Sec. 410.155  Outpatient mental health treatment limitation.

    (a) Limitation. Only 62\1/2\ percent of the expenses incurred for 
services subject to the limit as specified in paragraph (b) of this 
section are considered incurred expenses under Medicare Part B when 
determining the amount of payment and deductible under Secs. 410.152 and 
410.160, respectively.
    (b) Application of the limitation--(1) Services subject to the 
limitation. Except as specified in paragraph (b)(2) of this section, the 
following services are subject to the limitation if they are furnished 
in connection with the treatment of a mental, psychoneurotic, or 
personality disorder (that is, any condition identified by a diagnosis 
code within the range of 290 through 319) and are furnished to an 
individual who is not an inpatient of a hospital:
    (i) Services furnished by physicians and other practitioners, 
whether furnished directly or as an incident to those practitioners' 
services.
    (ii) Services provided by a CORF.
    (2) Services not subject to the limitation. Services not subject to 
the limitation include the following:
    (i) Services furnished to a hospital inpatient.
    (ii) Brief office visits for the sole purpose of monitoring or 
changing drug prescriptions used in the treatment of mental, 
psychoneurotic, or personality disorders.
    (iii) Partial hospitalization services not directly provided by a 
physician.
    (iv) Diagnostic services, such as psychological testing, that are 
performed to establish a diagnosis.
    (v) Medical management, as opposed to psychotherapy, furnished to a 
patient diagnosed with Alzheimer's disease or a related disorder.
    (c) Examples. (1) A clinical psychologist submitted a claim for $200 
for outpatient treatment of a beneficiary's mental disorder. The 
Medicare approved amount was $180. Since clinical psychologists must 
accept assignment, the beneficiary is not liable for the $20 in excess 
charges. The beneficiary previously satisfied the $100 annual Part B 
deductible. The limitation reduces the amount of incurred expenses to 
62\1/2\ percent of the approved amount. After subtracting any unmet 
deductible, Medicare pays 80 percent of the remaining incurred expenses. 
Medicare payment and beneficiary liability are computed as follows:

------------------------------------------------------------------------

------------------------------------------------------------------------
1. Actual charges.............................................   $200.00
2. Medicare approved amount...................................    180.00
3. Medicare incurred expenses (0.625 x line 2)................    112.50
4. Unmet deductible...........................................      0.00
5. Remainder after subtracting deductible (line 3 minus line      112.50
 4)...........................................................
6. Medicare payment (0.80 x line 5)...........................     90.00
7. Beneficiary liability (line 2 minus line 6)................     90.00
------------------------------------------------------------------------

    (2) A clinical social worker submitted a claim for $135 for 
outpatient treatment of a beneficiary's mental disorder. The Medicare 
approved amount was $120. Since clinical social workers

[[Page 295]]

must accept assignment, the beneficiary is not liable for the $15 in 
excess charges. The beneficiary previously satisfied $70 of the $100 
annual Part B deductible, leaving $30 unmet.

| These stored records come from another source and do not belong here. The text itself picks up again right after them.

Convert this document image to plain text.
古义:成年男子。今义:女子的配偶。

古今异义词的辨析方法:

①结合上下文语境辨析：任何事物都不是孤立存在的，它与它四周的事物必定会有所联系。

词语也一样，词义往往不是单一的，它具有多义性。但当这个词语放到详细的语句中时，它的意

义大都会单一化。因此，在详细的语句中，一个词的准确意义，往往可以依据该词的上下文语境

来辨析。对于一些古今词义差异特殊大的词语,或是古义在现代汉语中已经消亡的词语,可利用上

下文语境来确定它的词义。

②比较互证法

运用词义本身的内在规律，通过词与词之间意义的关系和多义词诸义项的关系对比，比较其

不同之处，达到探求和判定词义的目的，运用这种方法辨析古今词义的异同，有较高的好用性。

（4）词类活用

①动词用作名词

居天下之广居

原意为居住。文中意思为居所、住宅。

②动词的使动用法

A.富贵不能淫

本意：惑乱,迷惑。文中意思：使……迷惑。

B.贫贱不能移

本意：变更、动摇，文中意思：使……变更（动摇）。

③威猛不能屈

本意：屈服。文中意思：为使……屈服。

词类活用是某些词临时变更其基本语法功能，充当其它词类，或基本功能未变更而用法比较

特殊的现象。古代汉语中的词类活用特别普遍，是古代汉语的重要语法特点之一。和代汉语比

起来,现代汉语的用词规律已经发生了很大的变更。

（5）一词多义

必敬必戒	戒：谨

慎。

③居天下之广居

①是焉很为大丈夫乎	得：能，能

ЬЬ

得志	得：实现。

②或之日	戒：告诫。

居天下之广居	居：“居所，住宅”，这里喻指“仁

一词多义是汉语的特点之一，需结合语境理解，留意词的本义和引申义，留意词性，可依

------------------------------------------------------------------------

------------------------------------------------------------------------
1. Actual charges.............................................   $135.00
2. Medicare approved amount...................................    120.00
3. Medicare incurred expenses (0.625 x line 2)................     75.00
4. Unmet deductible...........................................     30.00
5. Remainder after subtracting deductible (line 3 minus line       45.00
 4)...........................................................
6. Medicare payment (0.80 x line 5)...........................     36.00
7. Beneficiary liability (line 2 minus line 6)................     84.00
------------------------------------------------------------------------

    (3) A physician who did not accept assignment submitted a claim for 
$780 for services in connection with the treatment of a mental disorder 
that did not require inpatient hospitalization. The Medicare approved 
amount was $750. Because the physician did not accept assignment, the 
beneficiary is liable for the $30 in excess charges. The beneficiary had 
not satisfied any of the $100 Part B annual deductible.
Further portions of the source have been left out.